Have you tried playback with those settings off? Based off your post it sounds like you've adjusted playback PQ sure, but have you actually just turned off direct play / stream and transcoding from your server ---> TiVo Plex client?

My direct settings are eternally off on my TiVo. If I want to play >720p material on the main T.V. I use my Xbox One S Plex client.

I bet there is a settings sweet spot to convert/format the videos so that _most_ of them work. I already did enough testing in the past and found that yes x264.4-1.720p.mp4. was relatively reliable. But don't really want to go thru the hassle of having to possibly convert my Plex library. *(read:won't)* Especially when I've already changed many over to x265.

I still use the TiVo client quite a bit though as a great many of my Plex media is at the 720p settings. Especially Kid stuff.

Take care.


----------



## wthomas69 (Nov 28, 2009)

OmeneX said:


> I render pretty high PQ material to my Plex server - and sometimes my TiVo Plex client has/had issues with playback. ---> especially @ 1080p++ playback and especially when using Direct Play / Direct Stream options on. (I experience chop, or client crash, but a decent amount do play @ 1080p. It's a roll of the dice really.)
> 
> Have you tried playback with those settings off? Based off your post it sounds like you've adjusted playback PQ sure, but have you actually just turned off direct play / stream and transcoding from your server ---> TiVo Plex client?
> 
> ...


My client is not transcoding. The transcoding has already been done and handbrake and all of my files are MP fours sitting inside Itunes. I was just surprised that the bolt would have a problem playing a 1080 P file considering it was an MP4 and was not very large and none of the other streaming boxes have issues at all. An Apple TV for, a Roku three, and an Amazon fire TV all play those same exact files without any hesitation.
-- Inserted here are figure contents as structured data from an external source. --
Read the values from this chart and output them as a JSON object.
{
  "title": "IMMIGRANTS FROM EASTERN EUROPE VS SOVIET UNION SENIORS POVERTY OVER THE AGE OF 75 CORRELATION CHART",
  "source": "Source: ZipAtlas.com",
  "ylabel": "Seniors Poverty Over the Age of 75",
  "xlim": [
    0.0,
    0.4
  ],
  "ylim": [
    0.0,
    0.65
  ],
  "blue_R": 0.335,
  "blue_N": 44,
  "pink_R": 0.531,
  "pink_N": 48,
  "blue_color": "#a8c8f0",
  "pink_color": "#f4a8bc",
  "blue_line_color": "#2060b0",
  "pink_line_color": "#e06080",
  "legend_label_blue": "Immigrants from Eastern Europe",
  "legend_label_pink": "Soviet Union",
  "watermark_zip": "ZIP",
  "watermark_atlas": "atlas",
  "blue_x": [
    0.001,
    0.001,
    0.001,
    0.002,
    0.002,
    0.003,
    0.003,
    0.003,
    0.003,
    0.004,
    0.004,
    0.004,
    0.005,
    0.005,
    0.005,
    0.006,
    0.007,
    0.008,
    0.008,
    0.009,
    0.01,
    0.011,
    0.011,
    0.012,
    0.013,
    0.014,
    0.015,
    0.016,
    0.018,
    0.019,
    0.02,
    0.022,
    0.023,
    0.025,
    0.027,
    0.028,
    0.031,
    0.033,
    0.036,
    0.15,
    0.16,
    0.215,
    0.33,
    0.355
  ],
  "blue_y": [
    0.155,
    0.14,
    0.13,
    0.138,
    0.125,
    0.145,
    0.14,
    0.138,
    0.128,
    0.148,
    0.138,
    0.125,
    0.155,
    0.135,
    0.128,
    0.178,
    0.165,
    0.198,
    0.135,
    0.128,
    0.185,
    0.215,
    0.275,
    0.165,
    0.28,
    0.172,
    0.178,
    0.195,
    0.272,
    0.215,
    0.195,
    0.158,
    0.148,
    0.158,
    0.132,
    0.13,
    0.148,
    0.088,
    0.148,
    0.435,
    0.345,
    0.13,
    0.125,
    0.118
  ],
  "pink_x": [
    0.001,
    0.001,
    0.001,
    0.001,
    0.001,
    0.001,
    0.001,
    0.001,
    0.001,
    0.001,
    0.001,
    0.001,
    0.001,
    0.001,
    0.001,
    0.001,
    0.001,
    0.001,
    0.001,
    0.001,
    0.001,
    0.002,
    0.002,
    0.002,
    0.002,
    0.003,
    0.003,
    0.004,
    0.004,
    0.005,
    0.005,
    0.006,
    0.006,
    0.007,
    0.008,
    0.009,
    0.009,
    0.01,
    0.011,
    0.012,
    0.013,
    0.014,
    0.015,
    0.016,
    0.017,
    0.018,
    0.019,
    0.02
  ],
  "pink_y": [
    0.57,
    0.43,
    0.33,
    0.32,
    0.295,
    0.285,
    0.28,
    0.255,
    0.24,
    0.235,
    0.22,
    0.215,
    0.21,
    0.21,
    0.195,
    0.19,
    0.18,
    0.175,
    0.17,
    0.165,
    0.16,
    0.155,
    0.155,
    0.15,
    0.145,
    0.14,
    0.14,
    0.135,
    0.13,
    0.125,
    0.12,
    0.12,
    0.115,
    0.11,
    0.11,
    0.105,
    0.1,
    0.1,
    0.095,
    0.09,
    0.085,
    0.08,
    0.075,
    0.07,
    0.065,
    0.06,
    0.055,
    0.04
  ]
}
Also my sons PS four without any hesitation


----------



## OmeneX (Jul 2, 2016)

Yea, I can appreciate your issue.

My own devices also range the gamut from Android OS, to forked Fire OS, to Windows, Various TV's, Windows Phone, Iphone, Xbox One and PS3/4 - etc.. streamed or local. The TiVo Plex client exhibits regular problems with 1080p content in comparison to rarer problems with the other devices.. If I play it in direct original quality @1080p. 

But yes as long as the transcoding is happening server side, TiVo Plex client doesn't seem to barf for me.

TiVo Plex is known to have some issues.

I still like it overall though - lets hope additional bugs get worked out. Have you petitioned to Plex support about this?


----------